Go deeply into the urge to be silent and not the mental interference of how, where and when. If you follow silence to its source you can be taken by it in a moment. —Jean Klein

It was a breeze, a ghost, the cat padding over my thighs. I don’t know what it was that woke me up, but I came to pre-consciousness this morning in full darkness, eyes wide. I was swimming, swimming, swimming up from some deep place that is so familiar, so intimate, so close, that it cannot even be thought. As sometimes happens when I first (almost, but not quite) wake up, I wanted to laugh. Maybe I did laugh a little. For as I blossomed into awareness, I felt held, blessed by the open arms of pure promise. A wholly new set of possibilities yet to be revealed. This state of in-betweenness—where I have not yet agreed to re-up as myself—is a limbo of limerence, a glorious pre-cognitive emptiness. It is a tabula rasa saturated with plenitude. And it waits for me, not just before dawn, but whenever I am able to preempt or transcend habits of analysis, rumination and rationalization.

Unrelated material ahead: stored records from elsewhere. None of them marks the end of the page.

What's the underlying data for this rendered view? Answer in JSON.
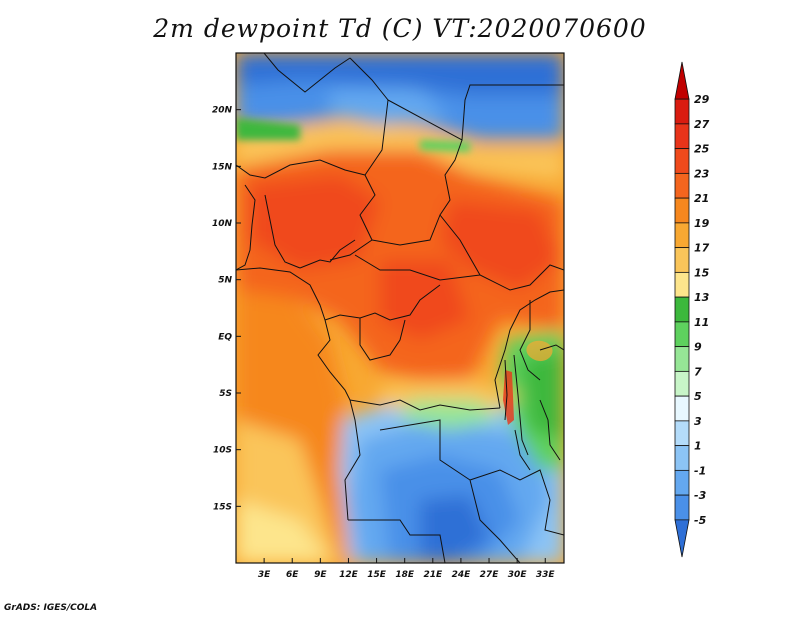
{
  "title": "2m dewpoint Td (C) VT:2020070600",
  "credit": "GrADS: IGES/COLA",
  "map": {
    "lat_labels": [
      "20N",
      "15N",
      "10N",
      "5N",
      "EQ",
      "5S",
      "10S",
      "15S"
    ],
    "lon_labels": [
      "3E",
      "6E",
      "9E",
      "12E",
      "15E",
      "18E",
      "21E",
      "24E",
      "27E",
      "30E",
      "33E"
    ],
    "lat_values": [
      20,
      15,
      10,
      5,
      0,
      -5,
      -10,
      -15
    ],
    "lon_values": [
      3,
      6,
      9,
      12,
      15,
      18,
      21,
      24,
      27,
      30,
      33
    ],
    "lon_range": [
      0,
      35
    ],
    "lat_range": [
      -20,
      25
    ]
  },
  "colorbar": {
    "labels": [
      "29",
      "27",
      "25",
      "23",
      "21",
      "19",
      "17",
      "15",
      "13",
      "11",
      "9",
      "7",
      "5",
      "3",
      "1",
      "-1",
      "-3",
      "-5"
    ],
    "colors": [
      "#c00000",
      "#d91c10",
      "#e8341a",
      "#f04a1c",
      "#f4651e",
      "#f6871e",
      "#f8a832",
      "#fac55a",
      "#fde58c",
      "#3cb83c",
      "#5ed15e",
      "#96e696",
      "#c8f5c8",
      "#e8f8ff",
      "#b4dcfa",
      "#8cc4f5",
      "#64a8f0",
      "#4a90e8",
      "#2e6fd6"
    ]
  }
}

But I should have begun this essay in a different place. At an earlier point. By first explaining that I have long been a philosopher. Not just as a matter of temperament, but someone who has earned a living doing more or less philosophery things. And it is the language of a philosopher that still hangs in my mental closet, although I do not wear it as much. Still, these are the words that possess me when I am excited about an idea or when the trance of discursive waking unconsciousness overtakes me. Sometimes it has seemed to me that the philosopher’s sacred task is precisely to revere and adore this very power (thinking, thinking, thinking) that, as a spiritual seeker, I have wished to slip past unnoticed. Human as rational animal, the tippy-top of the evolutionary tower, the self-designated destroyer and decider, an apocalyptic agent made (and remade) possible by this buzzing, thrumming, high-octane, cognitive thing we human animals have evolved to do.

This hierarchical worldview is based on an impoverished version of philosophy, one largely focused on existential dis-ease, with efforts aimed mainly at locating contradictions, rooting out inconsistencies, and, all too often, offering up bleak diagnoses of the “human condition.” Such a narrowly construed philosopher imagines himself as incisive, wise, and “mature” enough, to accept that, in this realm of unavoidable suffering, one’s best bet is to think, think, and think some more. Indeed, we are almost meant to recognize these stereotypically brilliant luminaries —still usually imagined as white men—by their joyless, grim expression, rumpled clothes, and inclination to bloviate. This is merely a stereotype, of course, but if there is a grain of truth in it, it is the inclination to fetishize this one fabulous (and fabulously limited) capacity: thinking, thinking, thinking.

It was in graduate school, while studying with a philosopher from India, that I first learned that cognition might be understood, not as the end-all-be-all, but as just one significant ability among a panoply of capacities. From an Eastern point of view, thinking is sometimes construed as being on the same plane as our other natural senses — vision, taste, hearing, and so on— rather than as the lord and master of them. There are also Western philosophers who have also taken thinking down a peg, Nietzsche, for example, who suggests that it is because human beings are so relatively deficient as animals — naked, slow, and weak— that thinking has had to evolve. Thinking, then, is not so much our crowning glory as a necessary crutch, a concession of nature to otherwise unimpressive creatures. And, then, like insecure bullies on the playground, we strut around with our big heads, crowing about this supposed superiority that separates us from the rest of natural creation. Meanwhile, the kids who smile “for no reason” will be disdained as uncool, and probably stupid to boot. The “mindless” joy of simple creaturely awareness will be beaten out of most of us before recess has ended.

It is paradoxical that philosophers imagine that we are diving so deep when we actually tend to remain on the surface, in the shallows, the only zone where concepts have evolved to survive. For it is below thought —in the cool and murky depths — that so much of the really interesting stuff is happening. What I did not know, perhaps, could not have known, before I began to meditate, is that there are nourishing wellsprings far below discursive thinking. There where there is no need, no fear. Not of pain, or change, or even death, all of which require conceptualization of some sort to gain traction. In the meta-geological layers far below thought, there is a bursting, expanding fullness that I want to describe as pure awareness even though I know this too is just one more concept. All I really know is that, far below my thinking self, I am and am and am. To visit this place is to wander backstage for a moment and climb into the scaffolding above the performance that holds the audience transfixed. And when I return to my cheap seat at the back of the auditorium — which I always willingly do — my only wish is to carry with me the scent and stain of my clandestine interlude with joy.